The magnitude of LES relaxation differs significantly depending on the three anatomic sites, with greater relaxation occurring at the epiglottis and arytenoids compared with the base of the tongue.112 It is believed that stimulation of the laryngopharyngeal mechanoreceptors mediate this type of LES relaxation.
Esophago–Lower Esophageal Sphincter Relaxation Reflex (ELESRR)
Esophageal distention in humans and experimental animals induces isolated LES relaxation.110, 113, 114 It is widely accepted that ELESRR is a vagovagal reflex phenomenon.115, 116 The afferent limb of this reflex is undoubtedly vagal sensory afferent fibers projecting to the nucleus tractus solitarius (NTS). In the rat it is more specifically in the region of the NTS centralis.115, 116 Esophageal distention-sensitive muscle afferent fibers play a major role in the activation of ELESR. In achalasia patients, esophageal balloon distention does not produce LES relaxation but the phasic contraction of the esophagus proximal to balloon distention exhibits a normal response, suggesting that extrinsic innervation of the esophagus is preserved in achalasia despite loss of intrinsic inhibitory neurons in the LES.113
Laryngogastric Reflex Relaxation (LGRR)
The stomach actively relaxes before entry of food. This phenomenon is known as receptive relaxation.117 Studies have reported that administration of water into the larynx and epiglottis or electrical stimulation of the central cut end of the SLN in rats inhibits gastric motility.118 Transection of cervical vagi, but not the spinal cord (T3-T4), prevents development of this inhibition. This finding suggests that the afferent limb of laryngogastric inhibitory reflex is exclusively vagally mediated. The laryngeal afferent stimulation possibly inhibits the preganglionic vagal motor neurons to inhibit the gastric motility.118 Kobashi et al.119 documented that electrical stimulation of the central cut end of the SLN inhibits the tonic firing of the neurons in the intermediate dorsal motor nucleus of the vagus of the rat. Systemic application of atropine blocks inhibition of gastric motility induced by water stimulation, suggesting the involvement of cholinergic pathways.
Pharyngogastric Reflex Relaxation (PGRR)
Pharyngeal distention in anesthetized dogs produces relaxation of the fundus and corpus.120, 121 However, the motility of antrum remains unaffected. Anesthesia of the pharynx by 2% Xylocaine or bilateral cervical vagotomy abolishes relaxation of the proximal stomach.

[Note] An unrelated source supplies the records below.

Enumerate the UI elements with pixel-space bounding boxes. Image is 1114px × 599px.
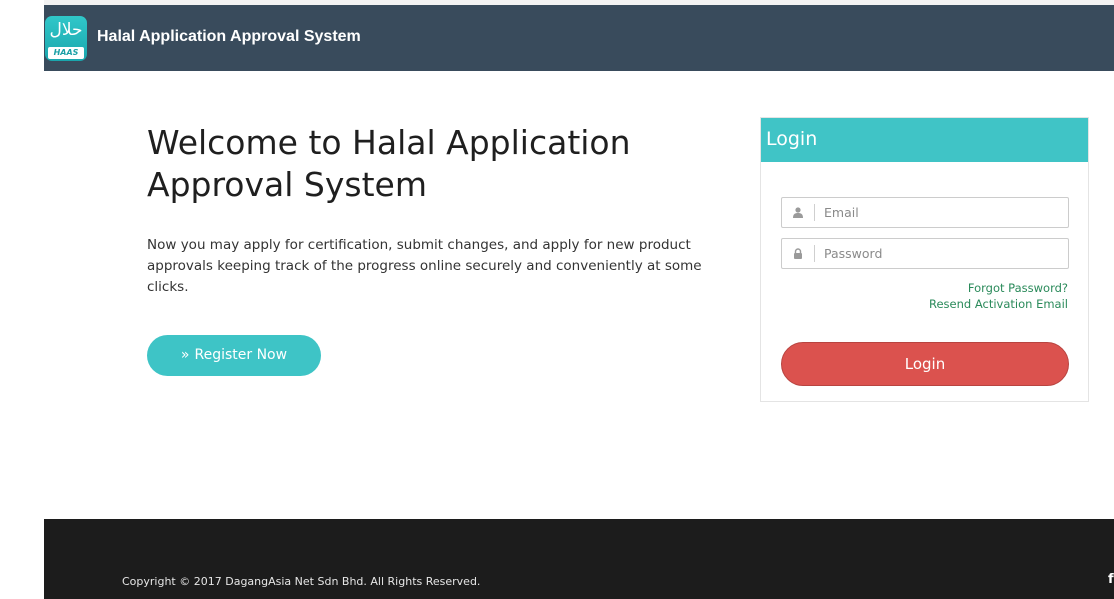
login-panel-title: Login [766, 128, 818, 150]
facebook-icon[interactable]: f [1108, 572, 1114, 588]
password-input-group [781, 238, 1069, 269]
page: حلال HAAS Halal Application Approval Sys… [0, 0, 1114, 599]
navbar: حلال HAAS Halal Application Approval Sys… [44, 5, 1114, 71]
haas-logo[interactable]: حلال HAAS [45, 16, 87, 61]
login-panel-header: Login [761, 118, 1088, 162]
user-icon [782, 198, 814, 227]
email-input-group [781, 197, 1069, 228]
welcome-description: Now you may apply for certification, sub… [147, 237, 702, 295]
lock-icon [782, 239, 814, 268]
input-divider [814, 245, 815, 262]
brand-title[interactable]: Halal Application Approval System [97, 26, 361, 48]
footer: Copyright © 2017 DagangAsia Net Sdn Bhd.… [44, 519, 1114, 599]
logo-arabic-text: حلال [49, 20, 83, 40]
input-divider [814, 204, 815, 221]
welcome-title: Welcome to Halal Application Approval Sy… [147, 123, 631, 204]
login-button[interactable]: Login [781, 342, 1069, 386]
footer-copyright: Copyright © 2017 DagangAsia Net Sdn Bhd.… [122, 575, 481, 588]
logo-badge: HAAS [48, 47, 84, 59]
login-panel: Login Forgot Password? Resen [760, 117, 1089, 402]
register-now-button[interactable]: » Register Now [147, 335, 321, 376]
password-input[interactable] [824, 239, 1064, 268]
register-now-label: Register Now [194, 347, 288, 363]
double-chevron-right-icon: » [180, 347, 190, 363]
resend-activation-email-link[interactable]: Resend Activation Email [929, 296, 1068, 312]
email-input[interactable] [824, 198, 1064, 227]
forgot-password-link[interactable]: Forgot Password? [968, 280, 1068, 296]
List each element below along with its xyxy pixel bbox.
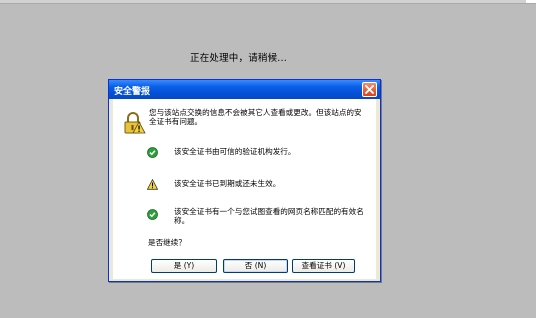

Esophagogastric Reflex Relaxation (EGRR)
It has been shown that esophageal distention induces reflex relaxation of the proximal stomach.122, 123, 124, 125, 126 This reflex requires an intact vagovagal connection among the esophagus, brainstem, and stomach124 for its provocation. The majority of the vagal afferent fibers from the esophagus project to the central part of the NTS which acts as a relay station for EGRR. It has been shown that the bilateral electrolytic lesion of NTS abolishes esophageal distention-induced gastric relaxation.125
It is believed that activation of esophageal vagal afferent fibers inhibits the tonically active preganglionic motor neurons in the dorsal motor nucleus of the vagus in order to produce relaxation of the proximal stomach. Noradrenergic, but not neurergic, neurons in the NTS contribute in the modulation of EGRR. Microinjection of norepinephrine into the dorsal motor nucleus of the vagus can mimic this reflex.125
Conclusion
There are a large number of anterograde and retrograde vagovagal reflexes that provide a means for a close interaction between the upper gut and the aerodigestive tract. Although most of these reflexes are well defined and extensively studied under different conditions, a few have been reported recently and await either confirmation or better delineation. Some of these reflexes seem to work counter to normal physiologic functions such as LES relaxation reflexes induced by pharyngeal and esophageal stimulation. Others enhance or regulate physiologic functions. Over- or underresponsiveness of any of these reflexes can potentially contribute to abnormalities of coordination of the upper gastrointestinal and the aerodigestive tracts.